Displacement - defence mechanisms
Ego redirects the unacceptable/threatening impulses from the id from their intended targets to more defenceless, non-threatening targets.
Current evidence support this.
E.g. angry at boss but takes it out on partner.
Projection - defence mechanisms
Instead of acknowledging it themselves, people see others as possessing a disliked trait, feeling, motive or impulse.
Current evidence supports e.g. judging someone for something you do.
Reaction formation - defence mechanisms
To stifle the expression of an unacceptable urge or impulse, one displays behaviours suggesting the opposite impulse.
We do the opposite of what we are thinking/feeling. This helps us deal with threatening content.
Critiques of psychoanalytic theory
Freud’s work was based on case study, not scientific methodology.
It lacks empirical support - loss of general acceptance by contemporary psychologists.
It is difficult to falsify his results.
Contributions of psychoanalytic theory
He has contributed important ideas to the study of personality e.g. the existence of unconscious thought, the importance of early development and the influence of the mind on the body.
He was also influential in introducing the talking cure as a way to resolve conflict that was introduced.
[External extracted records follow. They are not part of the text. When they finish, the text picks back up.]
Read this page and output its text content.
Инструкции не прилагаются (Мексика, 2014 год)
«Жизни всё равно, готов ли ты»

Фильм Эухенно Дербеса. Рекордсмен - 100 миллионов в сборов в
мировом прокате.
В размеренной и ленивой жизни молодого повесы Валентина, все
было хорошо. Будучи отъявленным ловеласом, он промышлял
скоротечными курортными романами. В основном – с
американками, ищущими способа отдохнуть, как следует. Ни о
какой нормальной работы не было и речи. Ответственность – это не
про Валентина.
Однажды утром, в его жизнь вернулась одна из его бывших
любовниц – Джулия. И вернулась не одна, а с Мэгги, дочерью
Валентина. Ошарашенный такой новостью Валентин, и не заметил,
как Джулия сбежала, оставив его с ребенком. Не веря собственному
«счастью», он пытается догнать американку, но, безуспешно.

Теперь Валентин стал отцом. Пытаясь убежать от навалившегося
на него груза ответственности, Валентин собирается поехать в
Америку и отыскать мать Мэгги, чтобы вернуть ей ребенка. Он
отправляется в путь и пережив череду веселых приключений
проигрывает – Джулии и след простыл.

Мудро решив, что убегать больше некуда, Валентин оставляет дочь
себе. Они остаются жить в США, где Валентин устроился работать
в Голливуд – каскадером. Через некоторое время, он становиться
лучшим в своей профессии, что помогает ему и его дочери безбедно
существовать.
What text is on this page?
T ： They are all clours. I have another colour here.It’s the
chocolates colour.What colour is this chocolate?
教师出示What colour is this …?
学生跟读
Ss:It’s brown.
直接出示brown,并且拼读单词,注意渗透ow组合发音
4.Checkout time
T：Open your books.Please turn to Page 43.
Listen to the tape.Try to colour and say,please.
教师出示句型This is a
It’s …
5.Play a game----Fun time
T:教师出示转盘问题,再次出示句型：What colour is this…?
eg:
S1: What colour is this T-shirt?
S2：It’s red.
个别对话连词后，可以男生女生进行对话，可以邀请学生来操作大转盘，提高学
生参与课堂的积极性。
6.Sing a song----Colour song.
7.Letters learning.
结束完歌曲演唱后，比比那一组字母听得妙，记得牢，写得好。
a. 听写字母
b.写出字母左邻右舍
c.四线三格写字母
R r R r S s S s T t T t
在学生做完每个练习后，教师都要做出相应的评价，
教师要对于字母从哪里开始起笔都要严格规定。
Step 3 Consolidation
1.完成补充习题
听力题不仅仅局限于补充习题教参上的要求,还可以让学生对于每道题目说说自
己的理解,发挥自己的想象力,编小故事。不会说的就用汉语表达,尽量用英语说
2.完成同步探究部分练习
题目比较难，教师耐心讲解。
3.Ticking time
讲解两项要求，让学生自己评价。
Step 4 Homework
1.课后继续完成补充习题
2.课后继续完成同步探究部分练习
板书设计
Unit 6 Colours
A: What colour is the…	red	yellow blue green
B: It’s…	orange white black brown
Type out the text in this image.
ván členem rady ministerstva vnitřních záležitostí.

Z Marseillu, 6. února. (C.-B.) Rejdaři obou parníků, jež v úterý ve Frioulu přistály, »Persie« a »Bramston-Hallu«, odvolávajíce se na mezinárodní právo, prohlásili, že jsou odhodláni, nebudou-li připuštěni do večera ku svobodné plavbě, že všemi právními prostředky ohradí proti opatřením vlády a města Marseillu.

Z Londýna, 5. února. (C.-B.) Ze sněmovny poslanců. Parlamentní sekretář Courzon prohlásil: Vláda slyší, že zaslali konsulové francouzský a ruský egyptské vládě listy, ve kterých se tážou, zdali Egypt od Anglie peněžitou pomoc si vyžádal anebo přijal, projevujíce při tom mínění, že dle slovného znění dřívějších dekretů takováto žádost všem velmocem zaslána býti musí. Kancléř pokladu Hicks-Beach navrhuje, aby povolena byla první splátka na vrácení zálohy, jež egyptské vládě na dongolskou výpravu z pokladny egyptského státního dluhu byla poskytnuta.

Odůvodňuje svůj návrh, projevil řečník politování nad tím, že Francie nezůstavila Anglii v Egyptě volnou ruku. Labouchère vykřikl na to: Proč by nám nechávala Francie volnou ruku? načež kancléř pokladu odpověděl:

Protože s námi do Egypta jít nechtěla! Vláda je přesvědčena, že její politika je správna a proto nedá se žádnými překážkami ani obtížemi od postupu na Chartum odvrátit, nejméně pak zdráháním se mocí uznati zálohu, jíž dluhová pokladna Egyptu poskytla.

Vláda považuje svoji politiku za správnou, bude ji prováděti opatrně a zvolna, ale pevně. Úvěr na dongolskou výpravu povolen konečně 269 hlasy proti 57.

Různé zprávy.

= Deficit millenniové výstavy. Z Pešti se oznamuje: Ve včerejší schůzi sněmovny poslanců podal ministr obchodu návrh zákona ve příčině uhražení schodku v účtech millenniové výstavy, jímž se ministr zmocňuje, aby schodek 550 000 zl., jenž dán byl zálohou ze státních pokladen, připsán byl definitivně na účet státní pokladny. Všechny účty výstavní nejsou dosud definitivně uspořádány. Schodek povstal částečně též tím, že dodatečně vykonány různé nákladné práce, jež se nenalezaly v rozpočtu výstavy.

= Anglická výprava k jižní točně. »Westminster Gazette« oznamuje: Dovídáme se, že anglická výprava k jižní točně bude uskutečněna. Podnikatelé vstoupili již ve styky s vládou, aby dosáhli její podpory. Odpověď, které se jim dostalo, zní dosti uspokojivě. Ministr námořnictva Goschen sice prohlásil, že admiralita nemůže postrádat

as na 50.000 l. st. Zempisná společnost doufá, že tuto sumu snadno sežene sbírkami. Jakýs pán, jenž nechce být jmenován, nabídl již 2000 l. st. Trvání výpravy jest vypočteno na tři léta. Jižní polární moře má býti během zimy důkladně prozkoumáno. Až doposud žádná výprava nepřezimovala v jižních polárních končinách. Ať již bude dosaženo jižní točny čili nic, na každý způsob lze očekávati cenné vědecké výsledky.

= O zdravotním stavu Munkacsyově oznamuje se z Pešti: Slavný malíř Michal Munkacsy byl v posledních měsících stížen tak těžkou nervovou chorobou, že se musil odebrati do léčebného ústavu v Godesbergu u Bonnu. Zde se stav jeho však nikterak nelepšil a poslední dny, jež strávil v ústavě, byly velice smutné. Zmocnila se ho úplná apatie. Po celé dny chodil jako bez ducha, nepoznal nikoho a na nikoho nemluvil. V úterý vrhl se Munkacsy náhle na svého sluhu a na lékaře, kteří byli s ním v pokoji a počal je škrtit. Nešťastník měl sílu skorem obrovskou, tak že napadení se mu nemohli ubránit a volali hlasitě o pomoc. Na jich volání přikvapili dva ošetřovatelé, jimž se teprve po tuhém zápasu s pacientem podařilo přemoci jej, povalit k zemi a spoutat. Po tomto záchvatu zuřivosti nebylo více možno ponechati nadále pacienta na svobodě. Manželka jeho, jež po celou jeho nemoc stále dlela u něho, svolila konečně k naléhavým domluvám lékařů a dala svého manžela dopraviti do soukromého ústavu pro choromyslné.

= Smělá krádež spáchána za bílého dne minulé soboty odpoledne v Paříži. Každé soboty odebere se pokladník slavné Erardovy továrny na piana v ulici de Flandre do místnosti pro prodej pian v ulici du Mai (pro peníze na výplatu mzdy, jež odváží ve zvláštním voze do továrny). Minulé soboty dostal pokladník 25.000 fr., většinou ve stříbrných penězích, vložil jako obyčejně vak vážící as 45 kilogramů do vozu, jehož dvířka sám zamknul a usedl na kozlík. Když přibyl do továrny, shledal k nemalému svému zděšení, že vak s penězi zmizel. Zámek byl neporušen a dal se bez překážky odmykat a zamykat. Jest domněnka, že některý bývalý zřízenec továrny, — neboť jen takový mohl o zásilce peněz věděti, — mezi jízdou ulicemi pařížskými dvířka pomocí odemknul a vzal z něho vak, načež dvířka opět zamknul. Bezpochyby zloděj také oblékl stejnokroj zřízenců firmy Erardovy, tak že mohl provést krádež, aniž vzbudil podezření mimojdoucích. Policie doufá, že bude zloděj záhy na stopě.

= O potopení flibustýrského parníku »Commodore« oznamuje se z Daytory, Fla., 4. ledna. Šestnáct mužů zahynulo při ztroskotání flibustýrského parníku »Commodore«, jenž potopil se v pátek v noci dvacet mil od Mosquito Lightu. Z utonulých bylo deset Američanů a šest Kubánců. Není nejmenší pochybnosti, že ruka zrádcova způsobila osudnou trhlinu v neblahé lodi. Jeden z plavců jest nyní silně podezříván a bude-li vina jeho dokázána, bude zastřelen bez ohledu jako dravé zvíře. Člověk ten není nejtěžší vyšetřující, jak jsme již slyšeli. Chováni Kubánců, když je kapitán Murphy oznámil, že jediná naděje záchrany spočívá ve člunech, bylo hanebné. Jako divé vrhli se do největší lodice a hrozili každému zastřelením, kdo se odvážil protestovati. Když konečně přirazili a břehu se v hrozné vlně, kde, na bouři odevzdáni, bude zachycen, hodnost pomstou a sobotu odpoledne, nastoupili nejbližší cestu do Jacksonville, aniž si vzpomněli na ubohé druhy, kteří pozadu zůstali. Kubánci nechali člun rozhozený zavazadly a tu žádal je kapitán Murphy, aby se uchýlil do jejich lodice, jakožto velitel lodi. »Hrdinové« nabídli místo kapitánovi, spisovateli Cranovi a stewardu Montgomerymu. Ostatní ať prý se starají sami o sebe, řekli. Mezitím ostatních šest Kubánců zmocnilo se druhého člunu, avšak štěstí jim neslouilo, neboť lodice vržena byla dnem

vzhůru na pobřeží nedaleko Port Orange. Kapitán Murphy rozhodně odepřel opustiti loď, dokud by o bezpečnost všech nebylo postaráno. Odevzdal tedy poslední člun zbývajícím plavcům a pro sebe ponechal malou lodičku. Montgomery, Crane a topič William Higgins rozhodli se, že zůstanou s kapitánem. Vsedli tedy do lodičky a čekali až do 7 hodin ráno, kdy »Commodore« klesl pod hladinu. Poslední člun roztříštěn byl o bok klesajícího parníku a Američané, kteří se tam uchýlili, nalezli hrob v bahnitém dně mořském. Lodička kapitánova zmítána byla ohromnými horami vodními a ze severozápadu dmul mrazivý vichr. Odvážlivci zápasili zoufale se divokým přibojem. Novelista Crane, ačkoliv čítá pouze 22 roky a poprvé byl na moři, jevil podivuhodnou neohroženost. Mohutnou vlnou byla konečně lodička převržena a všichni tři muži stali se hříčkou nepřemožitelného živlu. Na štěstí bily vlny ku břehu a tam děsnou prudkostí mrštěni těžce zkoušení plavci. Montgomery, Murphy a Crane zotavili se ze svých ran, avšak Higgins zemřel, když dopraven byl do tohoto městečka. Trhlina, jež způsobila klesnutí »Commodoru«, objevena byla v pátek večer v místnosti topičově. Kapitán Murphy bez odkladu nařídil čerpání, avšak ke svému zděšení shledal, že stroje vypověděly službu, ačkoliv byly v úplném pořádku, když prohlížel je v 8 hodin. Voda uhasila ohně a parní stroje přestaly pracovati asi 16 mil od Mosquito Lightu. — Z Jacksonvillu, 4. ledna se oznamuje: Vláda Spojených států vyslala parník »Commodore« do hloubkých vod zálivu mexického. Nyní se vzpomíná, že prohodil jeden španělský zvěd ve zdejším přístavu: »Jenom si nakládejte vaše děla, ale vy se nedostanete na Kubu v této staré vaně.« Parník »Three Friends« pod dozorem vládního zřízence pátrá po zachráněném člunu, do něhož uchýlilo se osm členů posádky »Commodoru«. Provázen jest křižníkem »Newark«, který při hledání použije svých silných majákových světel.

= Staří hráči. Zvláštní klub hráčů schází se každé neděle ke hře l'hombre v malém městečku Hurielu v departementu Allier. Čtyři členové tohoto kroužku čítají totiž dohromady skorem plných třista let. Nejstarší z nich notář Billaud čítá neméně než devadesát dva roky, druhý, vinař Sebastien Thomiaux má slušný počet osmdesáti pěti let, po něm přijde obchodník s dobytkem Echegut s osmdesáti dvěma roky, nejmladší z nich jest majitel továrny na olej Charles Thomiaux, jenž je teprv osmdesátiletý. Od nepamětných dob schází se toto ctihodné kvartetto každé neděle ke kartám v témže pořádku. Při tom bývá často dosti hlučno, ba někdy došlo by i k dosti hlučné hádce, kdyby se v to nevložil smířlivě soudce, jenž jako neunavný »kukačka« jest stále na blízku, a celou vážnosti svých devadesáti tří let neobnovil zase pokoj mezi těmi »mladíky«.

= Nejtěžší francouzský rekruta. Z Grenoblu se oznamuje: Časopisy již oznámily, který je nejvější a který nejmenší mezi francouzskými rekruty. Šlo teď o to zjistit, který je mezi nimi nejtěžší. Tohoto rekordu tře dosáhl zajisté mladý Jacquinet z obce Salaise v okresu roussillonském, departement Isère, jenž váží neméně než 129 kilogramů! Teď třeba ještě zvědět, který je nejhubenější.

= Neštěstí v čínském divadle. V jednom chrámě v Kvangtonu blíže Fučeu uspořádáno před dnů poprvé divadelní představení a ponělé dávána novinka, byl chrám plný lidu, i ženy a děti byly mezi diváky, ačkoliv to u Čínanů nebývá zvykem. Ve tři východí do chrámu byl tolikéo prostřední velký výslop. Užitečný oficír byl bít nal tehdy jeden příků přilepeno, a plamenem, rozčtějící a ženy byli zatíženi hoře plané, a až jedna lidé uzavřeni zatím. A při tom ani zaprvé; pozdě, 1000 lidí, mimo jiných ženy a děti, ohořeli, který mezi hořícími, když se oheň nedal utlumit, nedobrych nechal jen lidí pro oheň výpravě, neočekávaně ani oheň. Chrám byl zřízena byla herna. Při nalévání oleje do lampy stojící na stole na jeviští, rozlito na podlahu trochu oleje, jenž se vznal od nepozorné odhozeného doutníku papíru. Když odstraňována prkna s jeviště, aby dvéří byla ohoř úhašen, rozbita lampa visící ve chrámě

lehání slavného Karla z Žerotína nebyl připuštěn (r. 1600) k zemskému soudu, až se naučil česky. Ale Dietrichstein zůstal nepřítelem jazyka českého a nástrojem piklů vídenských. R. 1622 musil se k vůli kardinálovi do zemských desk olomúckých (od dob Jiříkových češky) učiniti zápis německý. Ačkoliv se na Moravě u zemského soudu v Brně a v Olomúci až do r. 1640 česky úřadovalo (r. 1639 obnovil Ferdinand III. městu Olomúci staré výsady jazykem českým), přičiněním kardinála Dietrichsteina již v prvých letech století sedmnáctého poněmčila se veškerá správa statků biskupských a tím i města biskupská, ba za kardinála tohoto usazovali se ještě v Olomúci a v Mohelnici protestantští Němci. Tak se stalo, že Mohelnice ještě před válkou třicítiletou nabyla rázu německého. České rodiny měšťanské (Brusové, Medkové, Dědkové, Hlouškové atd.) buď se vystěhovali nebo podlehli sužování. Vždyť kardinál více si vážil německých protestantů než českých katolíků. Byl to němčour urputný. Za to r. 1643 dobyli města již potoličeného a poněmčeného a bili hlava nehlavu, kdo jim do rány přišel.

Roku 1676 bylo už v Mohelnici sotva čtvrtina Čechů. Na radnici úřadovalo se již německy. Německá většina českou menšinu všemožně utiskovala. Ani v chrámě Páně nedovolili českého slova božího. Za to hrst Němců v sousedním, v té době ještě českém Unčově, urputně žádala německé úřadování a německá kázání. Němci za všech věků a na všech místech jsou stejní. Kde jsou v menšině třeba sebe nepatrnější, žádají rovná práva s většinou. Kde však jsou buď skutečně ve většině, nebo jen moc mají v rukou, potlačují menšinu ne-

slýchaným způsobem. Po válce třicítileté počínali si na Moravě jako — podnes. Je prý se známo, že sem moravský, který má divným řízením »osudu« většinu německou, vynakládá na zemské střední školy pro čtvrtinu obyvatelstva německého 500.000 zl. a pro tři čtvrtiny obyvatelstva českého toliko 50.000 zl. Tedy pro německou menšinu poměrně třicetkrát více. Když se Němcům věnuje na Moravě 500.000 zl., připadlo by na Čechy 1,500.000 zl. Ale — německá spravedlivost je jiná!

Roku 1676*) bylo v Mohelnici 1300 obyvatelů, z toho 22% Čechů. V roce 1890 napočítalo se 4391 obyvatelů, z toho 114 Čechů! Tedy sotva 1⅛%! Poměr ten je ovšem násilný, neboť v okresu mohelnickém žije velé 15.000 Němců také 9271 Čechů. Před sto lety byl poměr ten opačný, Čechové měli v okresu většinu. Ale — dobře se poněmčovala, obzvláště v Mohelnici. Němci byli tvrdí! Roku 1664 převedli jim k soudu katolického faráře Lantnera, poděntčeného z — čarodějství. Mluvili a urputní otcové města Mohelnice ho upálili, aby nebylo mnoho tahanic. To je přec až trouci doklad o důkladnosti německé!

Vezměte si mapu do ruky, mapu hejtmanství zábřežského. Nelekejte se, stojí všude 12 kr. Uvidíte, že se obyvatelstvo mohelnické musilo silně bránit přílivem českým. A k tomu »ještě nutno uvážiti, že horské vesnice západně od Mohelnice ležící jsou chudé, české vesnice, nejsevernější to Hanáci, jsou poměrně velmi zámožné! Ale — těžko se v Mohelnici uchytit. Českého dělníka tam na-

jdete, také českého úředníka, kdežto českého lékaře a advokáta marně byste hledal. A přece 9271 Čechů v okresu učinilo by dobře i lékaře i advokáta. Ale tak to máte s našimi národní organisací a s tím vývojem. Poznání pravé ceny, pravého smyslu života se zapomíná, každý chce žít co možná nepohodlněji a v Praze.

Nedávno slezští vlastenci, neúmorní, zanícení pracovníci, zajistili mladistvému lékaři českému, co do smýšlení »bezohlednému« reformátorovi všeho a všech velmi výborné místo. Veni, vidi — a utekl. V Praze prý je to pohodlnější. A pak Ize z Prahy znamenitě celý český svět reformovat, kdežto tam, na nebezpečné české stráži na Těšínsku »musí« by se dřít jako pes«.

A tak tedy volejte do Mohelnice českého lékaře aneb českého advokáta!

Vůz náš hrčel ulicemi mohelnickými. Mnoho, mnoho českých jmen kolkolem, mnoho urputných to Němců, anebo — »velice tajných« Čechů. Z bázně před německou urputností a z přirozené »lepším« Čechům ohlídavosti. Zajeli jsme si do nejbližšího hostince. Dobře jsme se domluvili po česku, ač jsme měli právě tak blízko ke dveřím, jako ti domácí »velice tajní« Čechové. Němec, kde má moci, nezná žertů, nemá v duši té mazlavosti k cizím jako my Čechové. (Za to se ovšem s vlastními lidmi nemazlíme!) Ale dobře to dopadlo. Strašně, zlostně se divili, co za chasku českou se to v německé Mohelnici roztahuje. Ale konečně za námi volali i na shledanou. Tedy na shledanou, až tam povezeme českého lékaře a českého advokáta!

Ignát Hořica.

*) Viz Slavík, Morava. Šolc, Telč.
Trait theories - Gordon Allport
He was a pioneer of personality as the study of traits. He looked at personality in a comprehensive way
These are dimensions of personality used to categorise people according to the degree to which they manifest a particular characteristic.
These traits can initiate and direct behaviour. He thought they were embedded in biology.
We all have a value for any given trait - they have normal distributions in populations.
Allport’s hierarchical categories of traits
Cardinal traits - those that dominate a personality
Central traits - general dispositions that describe a person and shape how they interpret the world. People behave in similar ways across situations.
Secondary traits - relevant only in certain contexts; preferences. These can vary.
Trait theory - measurement approaches
Assessing traits is developing and validating tools to accurately measure and quantify traits and other features of personality.
Self report - measures what people are willing to describe about themselves. It has limitations.
Informant reports - people are rated by their family/friends
Behavioural data - systematically recording information from direct observations. This is the gold-standard.
Life data - public records can be used.
Behavioural residues - looking at someone’s bedroom
Projective tests
People interpret ambiguous stimuli in different ways - this can reveal underlying motivations or projections. It is not valid or reliable but it is used a lot in the past in clinical settings and research
They are subjective. What you see is supposedly you projecting your personality onto an ambiguous stimulus.
Thematic apperception test requires participants to tell a story from an ambiguous situation.
Measurement approaches in trait theory - lexical hypothesis
Traits that are useful in differentiating among people’s personality characteristics are encoded in language.
We can categorise them to describe and understand basic human qualities.
An unwieldy number of traits by which people can be described is produced by this kind of analysis.
Allport narrowed it down to 4500 words.
Measurement approaches in trait theory - factor analysis
A statistical technique that analyses the interrelations among different items to look for the common factors underlying the scores.
Cattell narrowed the 4500 trait term words to only 16.
Traits are relatively permanent broad reaction tendencies and serve as building blocks of personality.
Hans Eysenck identified 2/3 super traits: extraversion (sociable, lively), neuroticism (anxious, tense) and psychoticism (aggressive, cold)
Five-factor model of personality
Goldberg created this - the dominant model in trait approach to personality. It posits 5 key dimensions along which all humans vary.
Openness, conscientiousness, extraversion, agreeableness and neuroticism.
These dimensions explain a lot of consistency in behaviour, thinking and feeling.
Traits are comprised of sub components called facets. These account for diversity within traits.
Traits can be adaptive - normally distributed.